Wednesday November 23 2016

Kigali is demanding an apology from the Vatican for its priests’ role in the 1994 Genocide against the Tutsis, terming the recent expression of regret by the Rwandan Catholic Church as “inadequate”.

On Wednesday, the government said whereas it recognised the apology issued by the church’s Episcopal Council, which was read after mass on Sunday, it failed to explicitly express remorse.

“The Government of Rwanda notes the recent initiative of Rwanda’s nine Catholic bishops to apologise, in a general manner, for some of the acts committed by some members of the Catholic Church during the Genocide against the Tutsis.

“This step is welcome, as individual expressions of remorse. However, its profound inadequacy only serves to highlight how far the Catholic Church still remains from a full and honest reckoning with its moral and legal responsibilities,” the government’s statement reads.

Rwanda and the Roman Catholic Church continue to disagree on the church’s role in the massacre that saw hundreds of thousands killed.

Kigali has also been pushing the church to strip and excommunicate its clergy found guilty of abetting killings, but the latter remains adamant on the matter saying priests can only be discharged from service but retain their titles.


After mass on Sunday, Rwandan bishops apologised saying: “Forgive us for the crime of hate in the country to the extent of also hating our colleagues because of their ethnicity. We didn’t show that we are one family but instead killed each other. Forgive us for the crimes committed by priests and nuns and church leadership that promoted ethnic divisionism and hate,” in the statement read in parishes across the country.

To the government the apology was neither explicit nor sufficient.

“First, as they apologise on behalf of a few unnamed individuals, the bishops appear to take the extraordinary step of exonerating the Catholic Church as a whole for any culpability in connection with the genocide. Everything in the historical record contradicts this divisive claim.

“Second, it is regrettable that some priests apparently declined to read the bishops’ message to parishioners as intended, thus disassociating themselves from even this mild expression of regret,” the government statement reads.

Vatican should apologise

Rwanda wants the Vatican to take responsibility of the crimes committed by the Catholic Church or its members and for the thousands slaughtered in churches where they had sought refuge.

“Given the scale of the crimes, there is ample justification for an apology from the Vatican, as has occurred repeatedly with other cases of lesser magnitude,” Kigali said.

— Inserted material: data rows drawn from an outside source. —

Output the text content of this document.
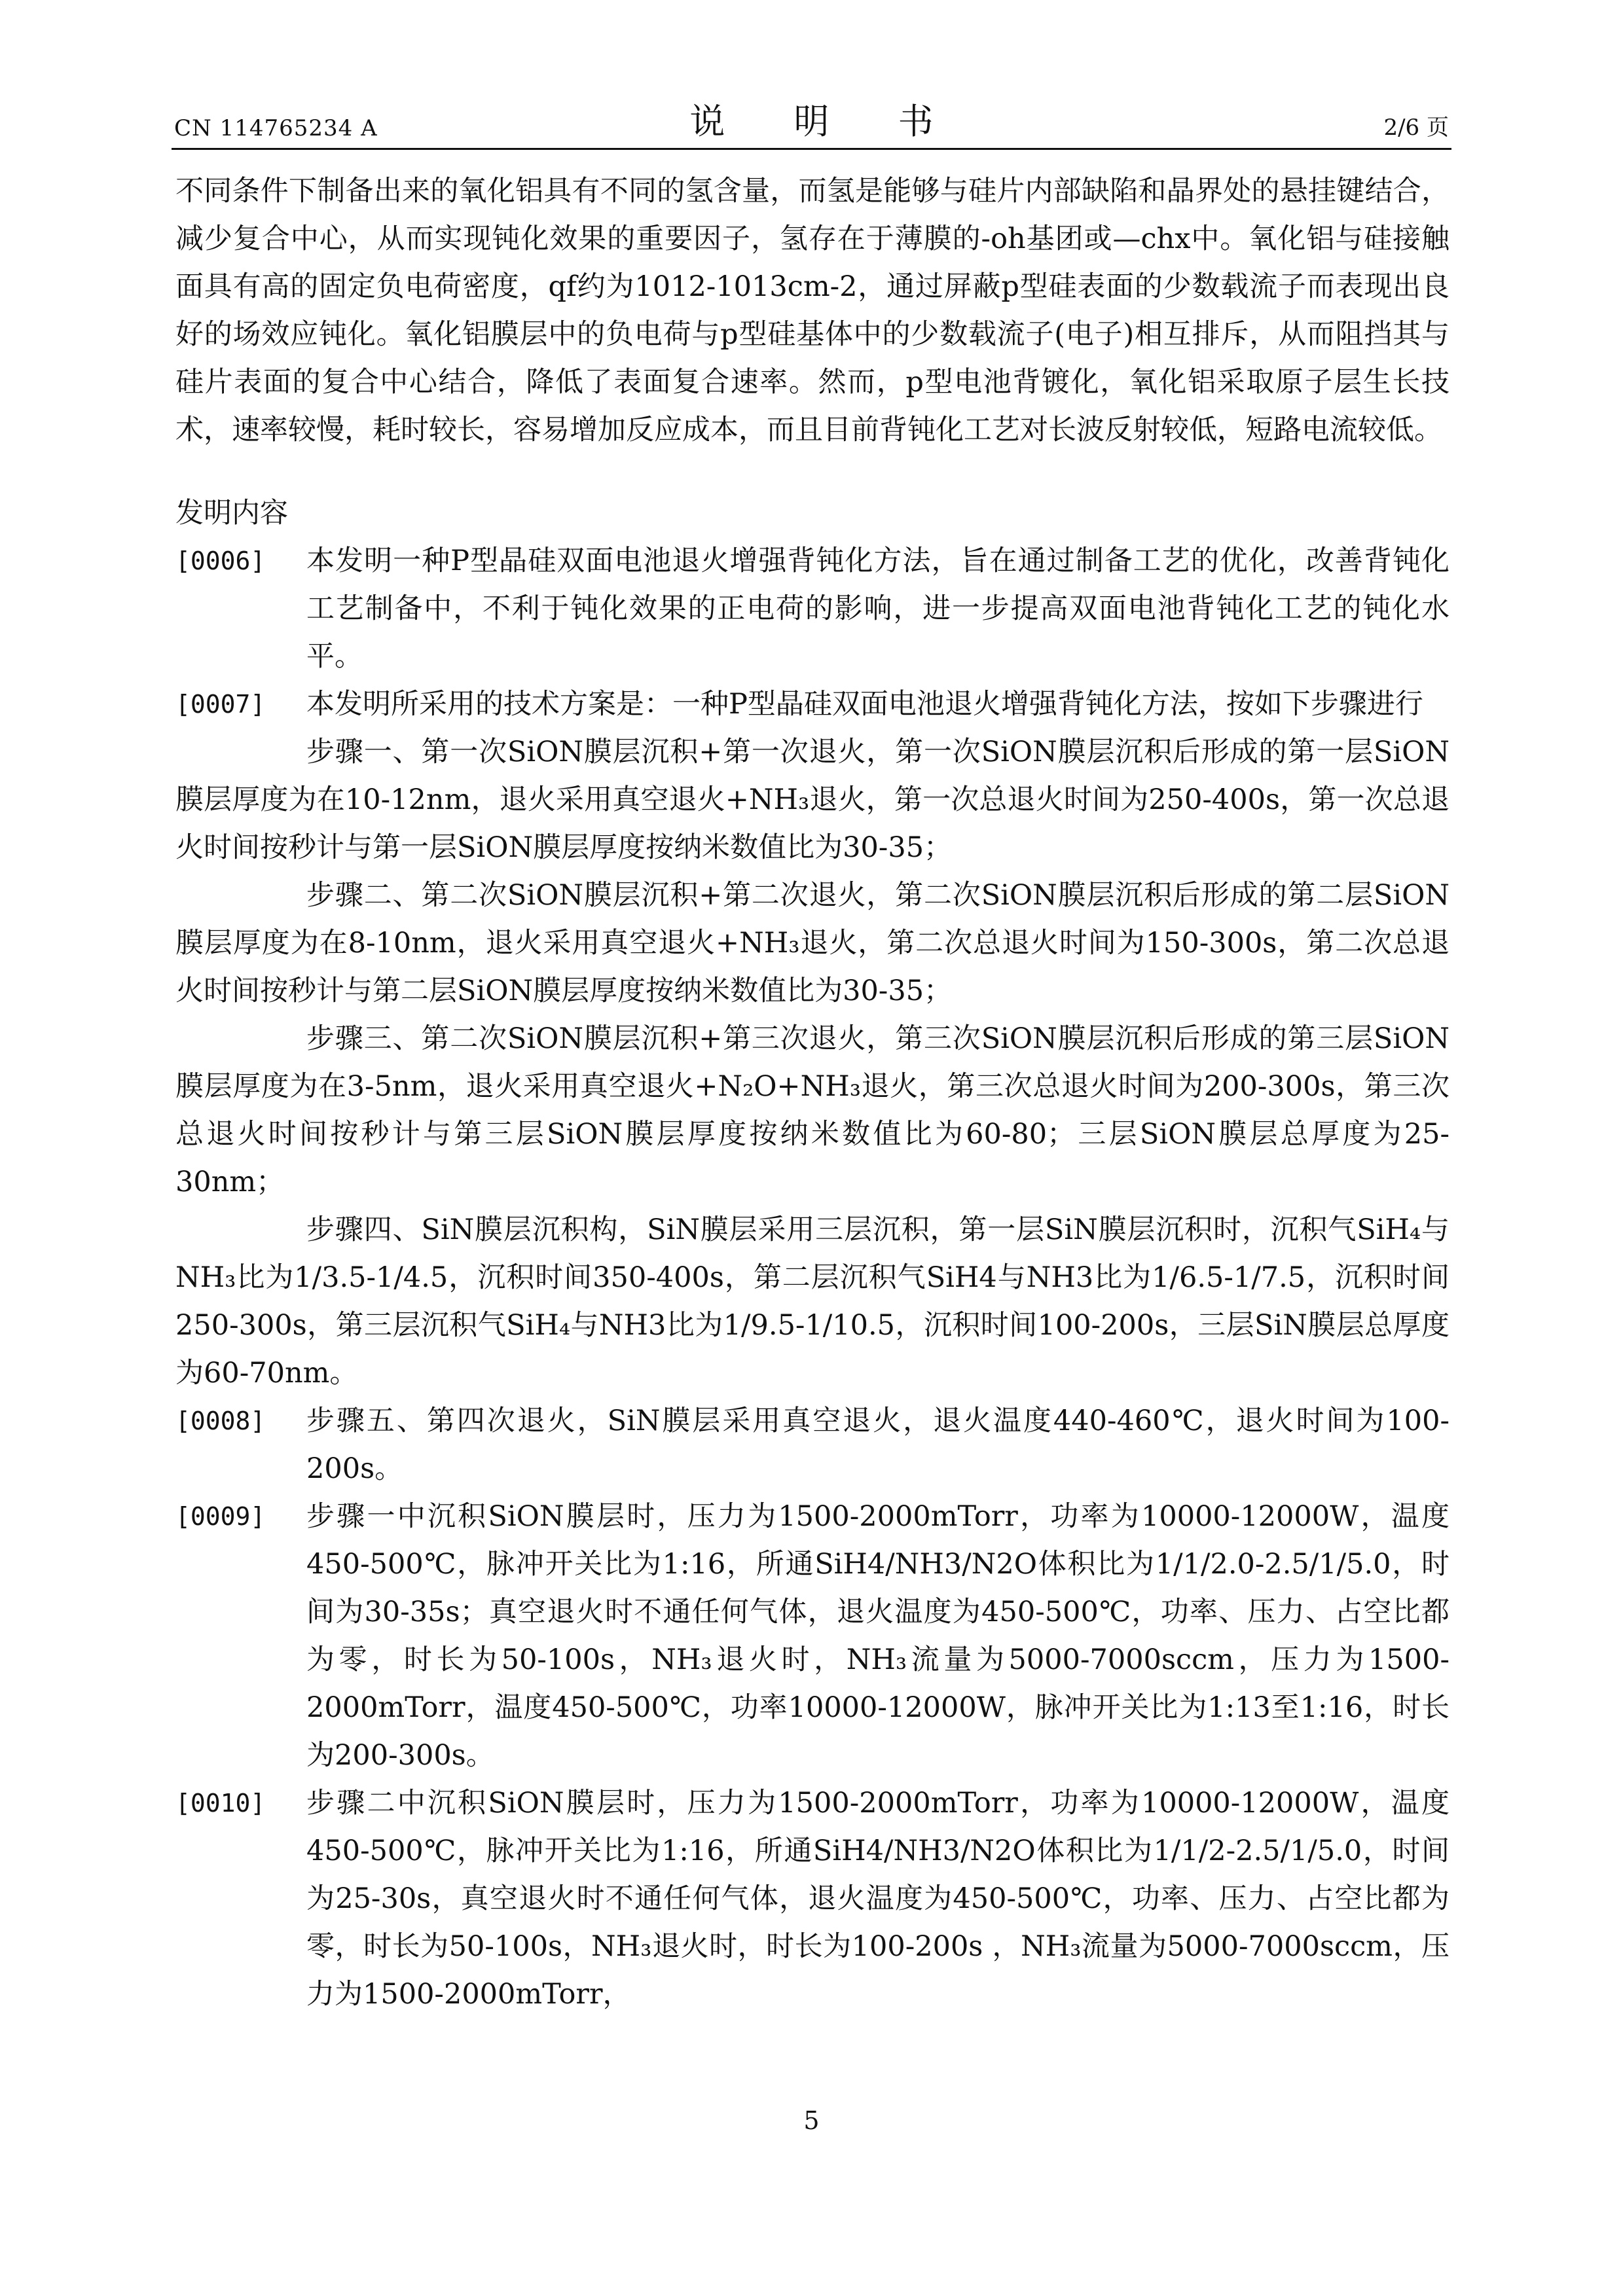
CN 114765234 A	说 明 书	2/6 页

不同条件下制备出来的氧化铝具有不同的氢含量，而氢是能够与硅片内部缺陷和晶界处的悬挂键结合，减少复合中心，从而实现钝化效果的重要因子，氢存在于薄膜的-oh基团或—chx中。氧化铝与硅接触面具有高的固定负电荷密度，qf约为1012-1013cm-2，通过屏蔽p型硅表面的少数载流子而表现出良好的场效应钝化。氧化铝膜层中的负电荷与p型硅基体中的少数载流子(电子)相互排斥，从而阻挡其与硅片表面的复合中心结合，降低了表面复合速率。然而，p型电池背镀化，氧化铝采取原子层生长技术，速率较慢，耗时较长，容易增加反应成本，而且目前背钝化工艺对长波反射较低，短路电流较低。

发明内容

[0006]	本发明一种P型晶硅双面电池退火增强背钝化方法，旨在通过制备工艺的优化，改善背钝化工艺制备中，不利于钝化效果的正电荷的影响，进一步提高双面电池背钝化工艺的钝化水平。
[0007]	本发明所采用的技术方案是：一种P型晶硅双面电池退火增强背钝化方法，按如下步骤进行

步骤一、第一次SiON膜层沉积+第一次退火，第一次SiON膜层沉积后形成的第一层SiON膜层厚度为在10-12nm，退火采用真空退火+NH₃退火，第一次总退火时间为250-400s，第一次总退火时间按秒计与第一层SiON膜层厚度按纳米数值比为30-35；

步骤二、第二次SiON膜层沉积+第二次退火，第二次SiON膜层沉积后形成的第二层SiON膜层厚度为在8-10nm，退火采用真空退火+NH₃退火，第二次总退火时间为150-300s，第二次总退火时间按秒计与第二层SiON膜层厚度按纳米数值比为30-35；

步骤三、第二次SiON膜层沉积+第三次退火，第三次SiON膜层沉积后形成的第三层SiON膜层厚度为在3-5nm，退火采用真空退火+N₂O+NH₃退火，第三次总退火时间为200-300s，第三次总退火时间按秒计与第三层SiON膜层厚度按纳米数值比为60-80；三层SiON膜层总厚度为25-30nm；

步骤四、SiN膜层沉积构，SiN膜层采用三层沉积，第一层SiN膜层沉积时，沉积气SiH₄与NH₃比为1/3.5-1/4.5，沉积时间350-400s，第二层沉积气SiH4与NH3比为1/6.5-1/7.5，沉积时间250-300s，第三层沉积气SiH₄与NH3比为1/9.5-1/10.5，沉积时间100-200s，三层SiN膜层总厚度为60-70nm。

[0008]	步骤五、第四次退火，SiN膜层采用真空退火，退火温度440-460℃，退火时间为100-200s。
[0009]	步骤一中沉积SiON膜层时，压力为1500-2000mTorr，功率为10000-12000W，温度450-500℃，脉冲开关比为1:16，所通SiH4/NH3/N2O体积比为1/1/2.0-2.5/1/5.0，时间为30-35s；真空退火时不通任何气体，退火温度为450-500℃，功率、压力、占空比都为零，时长为50-100s，NH₃退火时，NH₃流量为5000-7000sccm，压力为1500-2000mTorr，温度450-500℃，功率10000-12000W，脉冲开关比为1:13至1:16，时长为200-300s。
[0010]	步骤二中沉积SiON膜层时，压力为1500-2000mTorr，功率为10000-12000W，温度450-500℃，脉冲开关比为1:16，所通SiH4/NH3/N2O体积比为1/1/2-2.5/1/5.0，时间为25-30s，真空退火时不通任何气体，退火温度为450-500℃，功率、压力、占空比都为零，时长为50-100s，NH₃退火时，时长为100-200s ，NH₃流量为5000-7000sccm，压力为1500-2000mTorr，
5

Last year, Pope Francis issued a public apology for a series of scandals involving priests including homosexuality, sexual abuse and drug use.

But for the last two decades, the Vatican has maintained that while individual clergy were guilty of the terrible crimes in Rwanda, the church as an institution bears no responsibility.

In the bishops’ apology, the church said it did not send any of its members or clergy to commit genocide crimes.

While several priests and nuns of the church have been convicted of genocide and crimes against humanity by Rwandan courts, others are said to have eluded justice because of the protection of the Vatican.